Cassie and Sam walked along the tree-lined lane toward the elementary school, just as they did every afternoon. It was Sam’s responsibility to pick up his younger sister, Rebbekah, from school each afternoon, and Cassie, as his best friend, accompanied him on the task.
Cassie couldn’t sort out how or why they were best friends, it had always just kind of been that way. They had met in class four years ago, before Rebbekah had even been in school, and it had just stuck. They understood each other in ways nobody else seemed to, and trusted one another in a way that they could not even trust their respective parents. It was the way things were, and perhaps on some level, the way things had always been destined to be. It felt like that to Cassie, some days… there was a rightness to being around Sam that was comforting, that brought her peace even among the most chaotic teenage tantrums.
Cassie didn’t keep a lot of friends. She found that in middle school, it was difficult to know for sure who to trust. The other girls looked askance at her anyway, at her baggy overalls and dirty fingernails. They watched her trapping bugs in old pickle jars and walked away, giving her the eye and tittering among themselves. They were disgusted by her swearing and unimpressed by her short, untidy hair. That was fine; Cassie didn’t pay them no never mind. Cassie broke rules, and to those girls, that made her a threat. Because maybe, just maybe, her refusal to be bound by those rules meant that the game they’d been raised to play just didn’t really exist.
Sam, on the other hand, wavered between fascination and amusement at her use of crude language, and while he had no interest himself in catching bugs in old pickle jars, he had no problem waiting a few minutes while she did so. Sam had been there two years ago when she’d broken her arm climbing the big oak tree behind the school. Her parents couldn’t fathom why she’d do something so dangerous when there was an enrichment gym on the corner, complete with a tree analogue and plenty of safety features. They didn’t understand that it was different somehow to climb a real live tree than to scramble up an aluminum and foam structure that was built for climbing. One was the simple human use of a human tool; the other was a triumph over adversity.
Her arm had been in a cast and a sling for the rest of that summer.
“Do you want to come over for dinner tonight?” She asked him.
“Nah, I can’t. We have to go to the mausoleum tonight to see Dad.”
“Oh,” Cassie replied, stung suddenly with curiosity. She had no deceased loved ones, and had never had a reason to visit the mausoleum. She wondered what it was like.
Sam glanced down at her. This was a recent thing, this looking down. Prior to his most recent growth spurt, they had been the same height, more or less. “What, you want to come?”
She shook her head. “I wouldn’t impose on something that personal,” she answered.
“No, it’s not a big deal. Just let me check with my mom.”
Sam paused to dial his mother, but Cassie kept walking a few paces, and then stood, digging idly in the dirt along the sidewalk with the toe of her shoe. She never liked listening in on other people’s conversations, so much so that she preferred that it not even look like that was the case. She had grown up without any brothers or sisters, so it seemed strange to share space so closely with people that one couldn’t even have a conversation in private. So that one didn’t even expect to have a conversation in private.
“Hey,” Sam said, walking up to her. “Mom says it’s okay. So we’ll get the kid, and then head to my place?”
“Have you ever been there before?”
“No,” Cassie admitted. “What’s it like? Is it sad? Is it scary?”

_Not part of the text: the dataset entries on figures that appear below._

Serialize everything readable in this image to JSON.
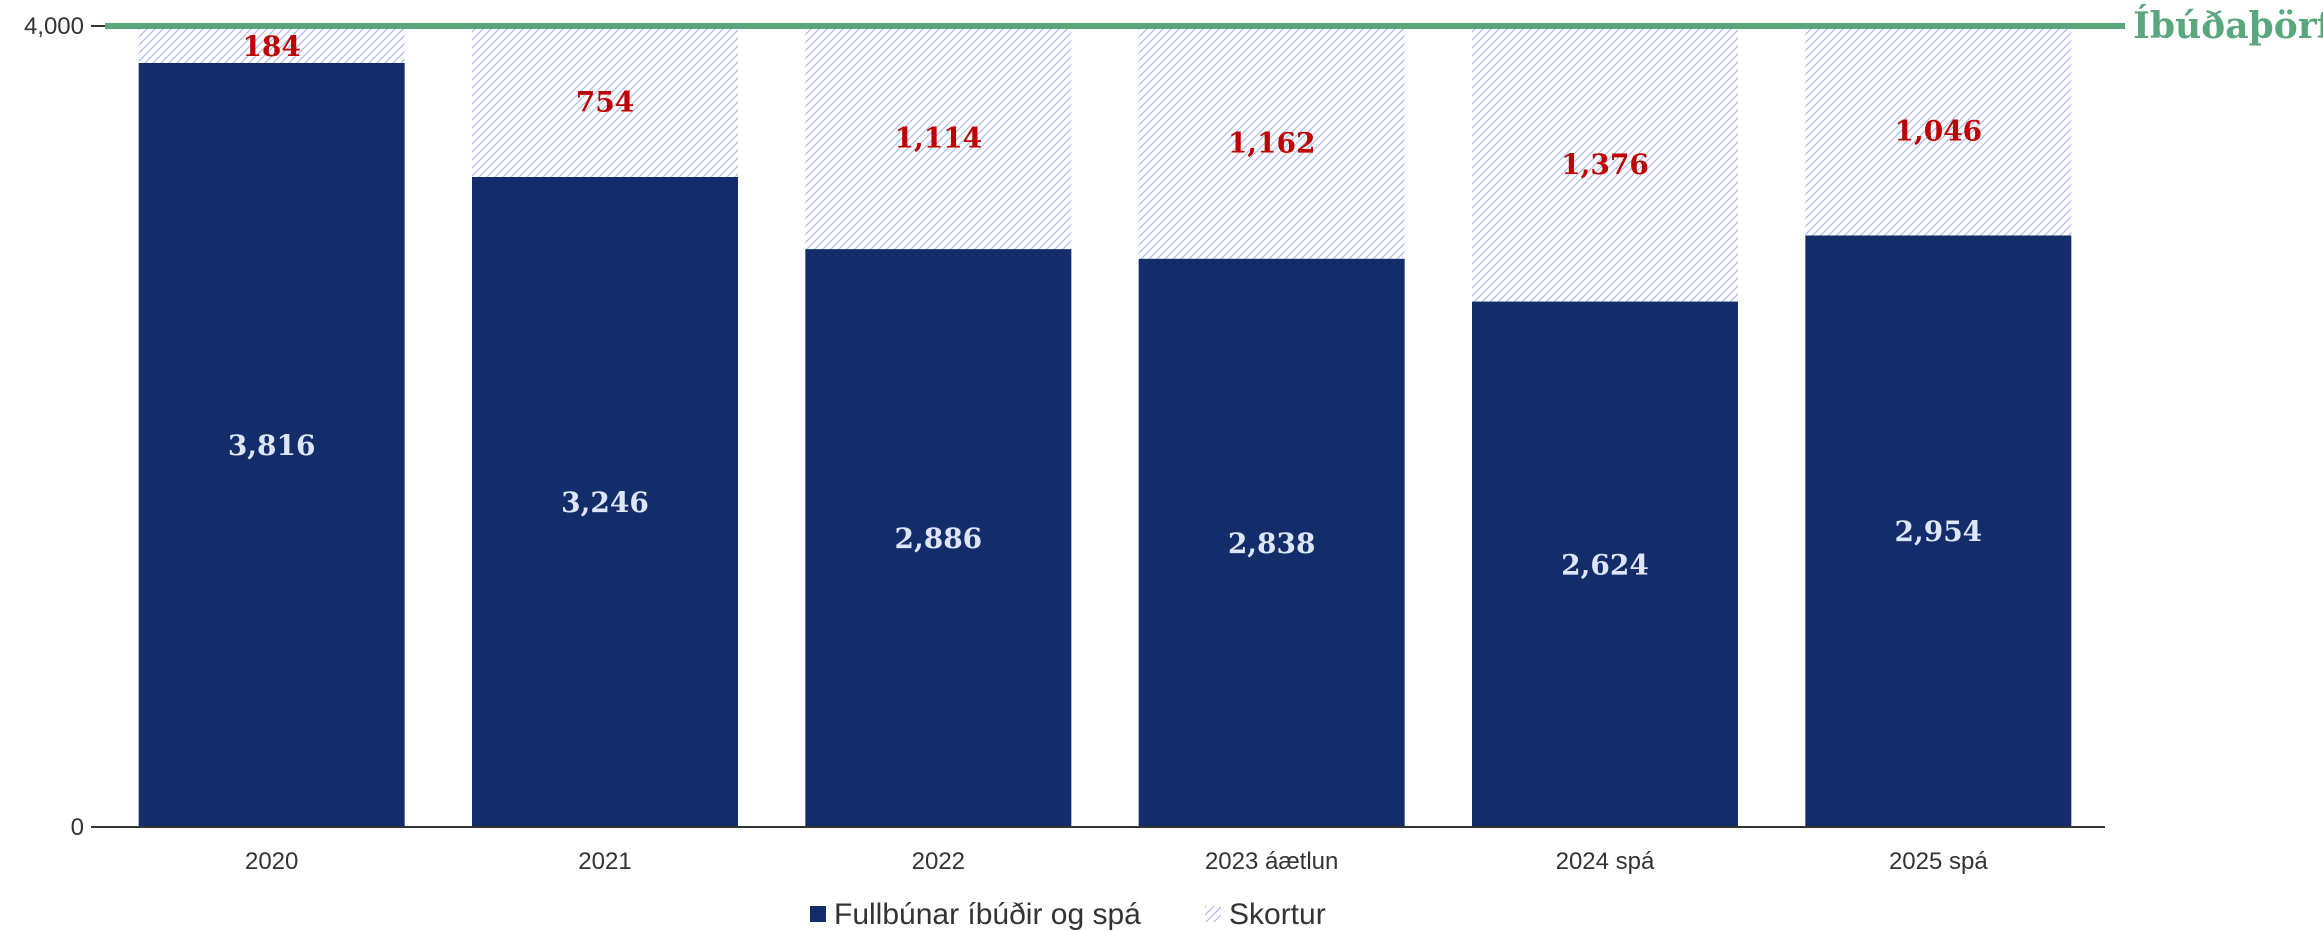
{
  "chart_data": {
    "type": "bar",
    "stacked": true,
    "categories": [
      "2020",
      "2021",
      "2022",
      "2023 áætlun",
      "2024 spá",
      "2025 spá"
    ],
    "series": [
      {
        "name": "Fullbúnar íbúðir og spá",
        "values": [
          3816,
          3246,
          2886,
          2838,
          2624,
          2954
        ],
        "color": "#122d69"
      },
      {
        "name": "Skortur",
        "values": [
          184,
          754,
          1114,
          1162,
          1376,
          1046
        ],
        "color": "#a9b9e8",
        "pattern": "hatched"
      }
    ],
    "value_labels": {
      "completed": [
        "3,816",
        "3,246",
        "2,886",
        "2,838",
        "2,624",
        "2,954"
      ],
      "shortage": [
        "184",
        "754",
        "1,114",
        "1,162",
        "1,376",
        "1,046"
      ]
    },
    "reference_line": {
      "label": "Íbúðaþörf",
      "value": 4000,
      "color": "#5aa77e"
    },
    "yaxis": {
      "ticks": [
        0,
        4000
      ],
      "tick_labels": [
        "0",
        "4,000"
      ],
      "ylim": [
        0,
        4000
      ]
    },
    "legend": {
      "position": "bottom-center"
    },
    "grid": false,
    "colors": {
      "label_shortage": "#c00000",
      "label_completed": "#dde5f7",
      "axis": "#333333"
    }
  }
}
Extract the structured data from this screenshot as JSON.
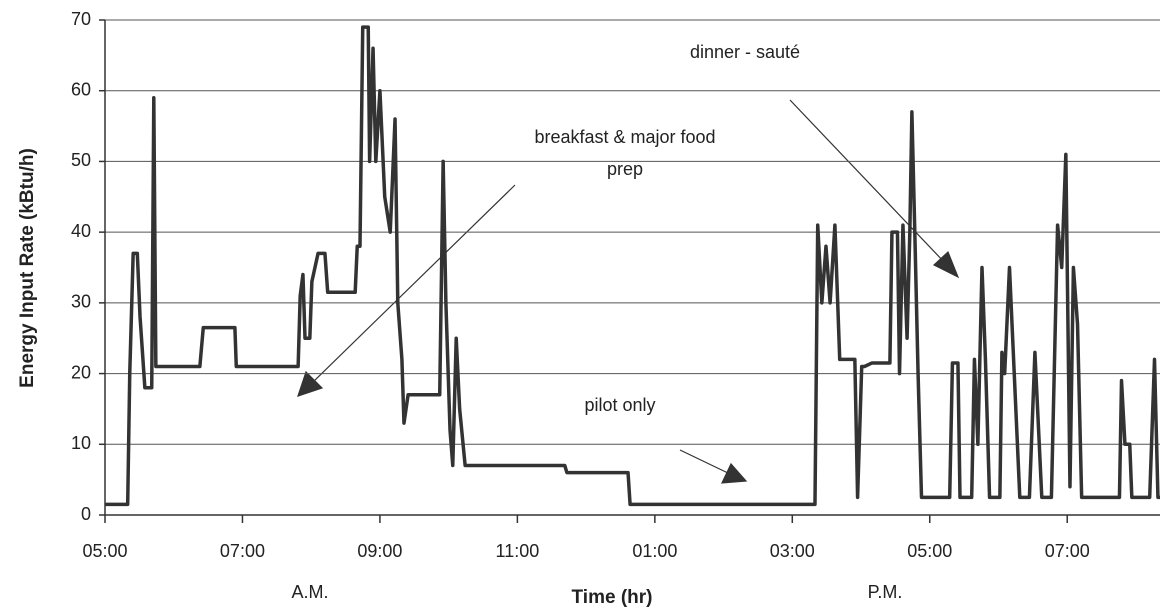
{
  "chart_data": {
    "type": "line",
    "ylabel": "Energy Input Rate (kBtu/h)",
    "xlabel": "Time (hr)",
    "period_labels": [
      "A.M.",
      "P.M."
    ],
    "annotations": [
      [
        "breakfast & major food",
        "prep"
      ],
      [
        "dinner - sauté"
      ],
      [
        "pilot only"
      ]
    ],
    "xlim": [
      5,
      20.35
    ],
    "xticks": [
      {
        "value": 5,
        "label": "05:00"
      },
      {
        "value": 7,
        "label": "07:00"
      },
      {
        "value": 9,
        "label": "09:00"
      },
      {
        "value": 11,
        "label": "11:00"
      },
      {
        "value": 13,
        "label": "01:00"
      },
      {
        "value": 15,
        "label": "03:00"
      },
      {
        "value": 17,
        "label": "05:00"
      },
      {
        "value": 19,
        "label": "07:00"
      }
    ],
    "ylim": [
      0,
      70
    ],
    "yticks": [
      0,
      10,
      20,
      30,
      40,
      50,
      60,
      70
    ],
    "grid": true,
    "x": [
      5.0,
      5.33,
      5.36,
      5.41,
      5.47,
      5.51,
      5.58,
      5.68,
      5.71,
      5.74,
      6.38,
      6.43,
      6.89,
      6.91,
      7.81,
      7.84,
      7.88,
      7.91,
      7.98,
      8.01,
      8.1,
      8.2,
      8.24,
      8.64,
      8.67,
      8.71,
      8.75,
      8.83,
      8.85,
      8.9,
      8.94,
      9.0,
      9.07,
      9.15,
      9.22,
      9.26,
      9.32,
      9.35,
      9.41,
      9.87,
      9.92,
      9.96,
      10.02,
      10.06,
      10.11,
      10.16,
      10.24,
      11.69,
      11.72,
      12.61,
      12.64,
      15.33,
      15.37,
      15.43,
      15.49,
      15.55,
      15.62,
      15.69,
      15.91,
      15.95,
      16.01,
      16.05,
      16.16,
      16.42,
      16.45,
      16.53,
      16.56,
      16.61,
      16.67,
      16.71,
      16.74,
      16.78,
      16.83,
      16.88,
      17.29,
      17.33,
      17.41,
      17.44,
      17.61,
      17.65,
      17.7,
      17.76,
      17.81,
      17.87,
      18.02,
      18.05,
      18.09,
      18.16,
      18.22,
      18.31,
      18.45,
      18.53,
      18.63,
      18.77,
      18.86,
      18.92,
      18.98,
      19.04,
      19.09,
      19.15,
      19.21,
      19.76,
      19.79,
      19.84,
      19.91,
      19.94,
      20.2,
      20.27,
      20.32,
      20.35
    ],
    "series": [
      {
        "color": "#333333",
        "values": [
          1.5,
          1.5,
          20,
          37,
          37,
          28,
          18,
          18,
          59,
          21,
          21,
          26.5,
          26.5,
          21,
          21,
          31,
          34,
          25,
          25,
          33,
          37,
          37,
          31.5,
          31.5,
          38,
          38,
          69,
          69,
          50,
          66,
          50,
          60,
          45,
          40,
          56,
          30,
          22,
          13,
          17,
          17,
          50,
          30,
          12,
          7,
          25,
          15,
          7,
          7,
          6,
          6,
          1.5,
          1.5,
          41,
          30,
          38,
          30,
          41,
          22,
          22,
          2.5,
          21,
          21,
          21.5,
          21.5,
          40,
          40,
          20,
          41,
          25,
          40,
          57,
          41,
          20,
          2.5,
          2.5,
          21.5,
          21.5,
          2.5,
          2.5,
          22,
          10,
          35,
          22,
          2.5,
          2.5,
          23,
          20,
          35,
          22,
          2.5,
          2.5,
          23,
          2.5,
          2.5,
          41,
          35,
          51,
          4,
          35,
          27,
          2.5,
          2.5,
          19,
          10,
          10,
          2.5,
          2.5,
          22,
          2.5,
          2.5
        ]
      }
    ]
  }
}
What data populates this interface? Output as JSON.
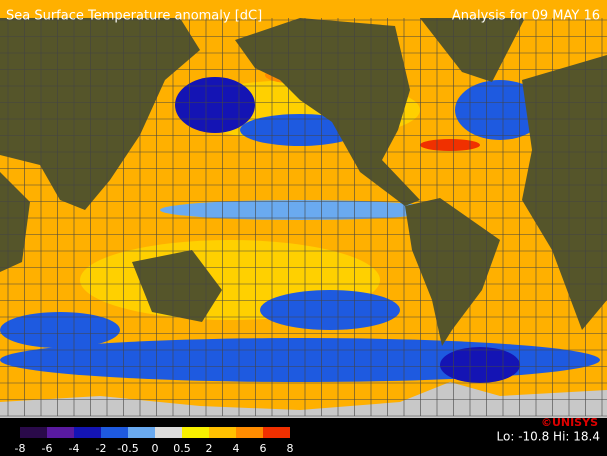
{
  "header": {
    "title": "Sea Surface Temperature anomaly [dC]",
    "analysis": "Analysis for 09 MAY 16"
  },
  "legend": {
    "ticks": [
      -8,
      -6,
      -4,
      -2,
      -0.5,
      0,
      0.5,
      2,
      4,
      6,
      8
    ],
    "colors": [
      "#2a0a4a",
      "#5a1aa0",
      "#1414b4",
      "#1e5ae0",
      "#6aaaf0",
      "#dcdcdc",
      "#f8f000",
      "#ffc000",
      "#ff8c00",
      "#f03000"
    ]
  },
  "footer": {
    "range": "Lo: -10.8 Hi: 18.4",
    "credit": "©UNISYS"
  }
}
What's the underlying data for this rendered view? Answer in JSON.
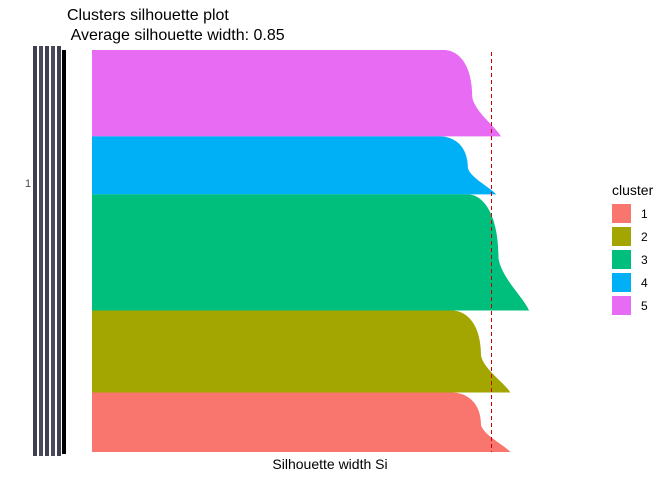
{
  "chart_data": {
    "type": "bar",
    "orientation": "horizontal",
    "title": "Clusters silhouette plot",
    "subtitle": " Average silhouette width: 0.85",
    "xlabel": "Silhouette width Si",
    "ylabel": "",
    "y_tick_label": "1",
    "average_silhouette_width": 0.85,
    "xlim": [
      0,
      1
    ],
    "grid": false,
    "legend": {
      "title": "cluster",
      "placement": "right",
      "entries": [
        {
          "label": "1",
          "color": "#F8766D"
        },
        {
          "label": "2",
          "color": "#A3A500"
        },
        {
          "label": "3",
          "color": "#00BF7D"
        },
        {
          "label": "4",
          "color": "#00B0F6"
        },
        {
          "label": "5",
          "color": "#E76BF3"
        }
      ]
    },
    "reference_line": {
      "value": 0.85,
      "color": "#CC0000",
      "style": "dashed"
    },
    "clusters_top_to_bottom": [
      {
        "cluster": "5",
        "size": 58,
        "max_si": 0.87
      },
      {
        "cluster": "4",
        "size": 39,
        "max_si": 0.86
      },
      {
        "cluster": "3",
        "size": 78,
        "max_si": 0.93
      },
      {
        "cluster": "2",
        "size": 55,
        "max_si": 0.89
      },
      {
        "cluster": "1",
        "size": 40,
        "max_si": 0.89
      }
    ]
  }
}
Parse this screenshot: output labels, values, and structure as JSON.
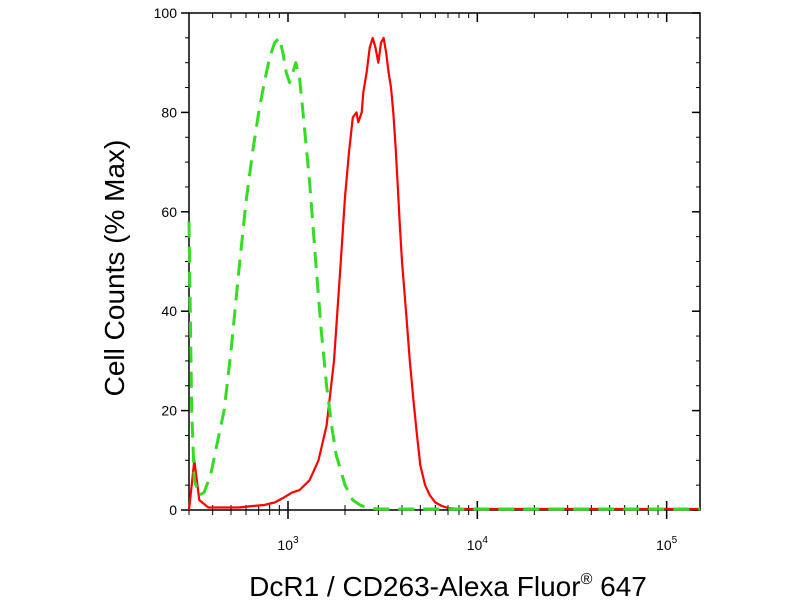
{
  "chart_data": {
    "type": "line",
    "xlabel": "DcR1 / CD263-Alexa Fluor",
    "xlabel_sup": "®",
    "xlabel_suffix": " 647",
    "ylabel": "Cell Counts (% Max)",
    "x_scale": "log",
    "xlim": [
      300,
      150000
    ],
    "ylim": [
      0,
      100
    ],
    "yticks": [
      {
        "value": 0,
        "label": "0"
      },
      {
        "value": 20,
        "label": "20"
      },
      {
        "value": 40,
        "label": "40"
      },
      {
        "value": 60,
        "label": "60"
      },
      {
        "value": 80,
        "label": "80"
      },
      {
        "value": 100,
        "label": "100"
      }
    ],
    "xticks": [
      {
        "value": 1000,
        "base": "10",
        "exp": "3"
      },
      {
        "value": 10000,
        "base": "10",
        "exp": "4"
      },
      {
        "value": 100000,
        "base": "10",
        "exp": "5"
      }
    ],
    "grid": false,
    "legend": "none",
    "series": [
      {
        "color": "#ff0000",
        "style": "solid",
        "x": [
          300,
          310,
          320,
          340,
          380,
          450,
          550,
          650,
          750,
          850,
          950,
          1050,
          1150,
          1300,
          1450,
          1600,
          1750,
          1900,
          2000,
          2100,
          2200,
          2300,
          2350,
          2400,
          2450,
          2500,
          2600,
          2700,
          2800,
          2900,
          3000,
          3100,
          3200,
          3300,
          3400,
          3500,
          3600,
          3700,
          3800,
          3900,
          4000,
          4200,
          4400,
          4600,
          4800,
          5000,
          5300,
          5600,
          6000,
          6500,
          7000,
          7500,
          8000,
          9000,
          10000,
          15000,
          30000,
          60000,
          100000,
          150000
        ],
        "y": [
          0,
          5,
          10,
          2,
          0.5,
          0.5,
          0.5,
          0.8,
          1,
          1.5,
          2.5,
          3.5,
          4,
          6,
          10,
          17,
          30,
          50,
          63,
          72,
          79,
          80,
          78,
          79,
          80,
          84,
          88,
          93,
          95,
          93,
          90,
          94,
          95,
          92,
          88,
          85,
          80,
          73,
          65,
          57,
          50,
          40,
          30,
          22,
          15,
          9,
          5,
          3,
          1.5,
          0.8,
          0.4,
          0.3,
          0.2,
          0.2,
          0.2,
          0.2,
          0.2,
          0.2,
          0.2,
          0.2
        ]
      },
      {
        "color": "#33dd22",
        "style": "dashed",
        "x": [
          300,
          310,
          320,
          340,
          360,
          390,
          420,
          460,
          500,
          550,
          600,
          650,
          700,
          750,
          800,
          850,
          900,
          940,
          980,
          1020,
          1060,
          1100,
          1150,
          1200,
          1300,
          1400,
          1500,
          1600,
          1700,
          1800,
          2000,
          2200,
          2400,
          2600,
          2800,
          3000,
          3500,
          4000,
          5000,
          7000,
          10000,
          20000,
          50000,
          100000,
          150000
        ],
        "y": [
          58,
          20,
          6,
          3,
          3.5,
          7,
          13,
          20,
          32,
          48,
          62,
          72,
          80,
          86,
          91,
          94,
          95,
          92,
          88,
          86,
          88,
          90,
          87,
          80,
          66,
          50,
          36,
          25,
          17,
          11,
          5,
          2,
          1,
          0.5,
          0.3,
          0.2,
          0.2,
          0.2,
          0.2,
          0.2,
          0.2,
          0.2,
          0.2,
          0.2,
          0.2
        ]
      }
    ]
  }
}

“It’s not bad. It’s just lots of screens with people on them.”
“So why do you go?”
“My mom says that it’s a nicer way to remember dead people than visiting a pile of old bones in the ground. I don’t know, you can’t talk to them, they’re not really there. Mom seems to like it, though.”
“It sounds weird.”
“Yeah. I don’t know. I mostly go for mom’s sake.”
They had reached the elementary school, and Rebbekah came bounding up the driveway, a whirlwind of sticky hands and light brown curls.
“Sam! Sam! Sam!” She yelled as she ran, excited to see her older brother. She threw her arms around him and hugged his waist.
“Hello, Bekkah,” he said, “you’re going to have to get cleaned up before we visit dad tonight.”
Rebbekah sported grass stains on her dress, and dirt smeared across the white toes of her shoes.
“Why? He doesn’t care.”
“Because if you don’t, you’ll just fight with mom all evening and I don’t want to wait on you.”
She wormed her little hand into his, and Sam rolled his eyes, but didn’t pull his hand away. They were only a few blocks from the house, it was a small concession for him to make to his younger sister.
“Cass, you too!” she called out, thrusting her empty hand out to the side. Cassie obligingly switched sides, and took Rebbekah’s hand for the remainder of the walk home.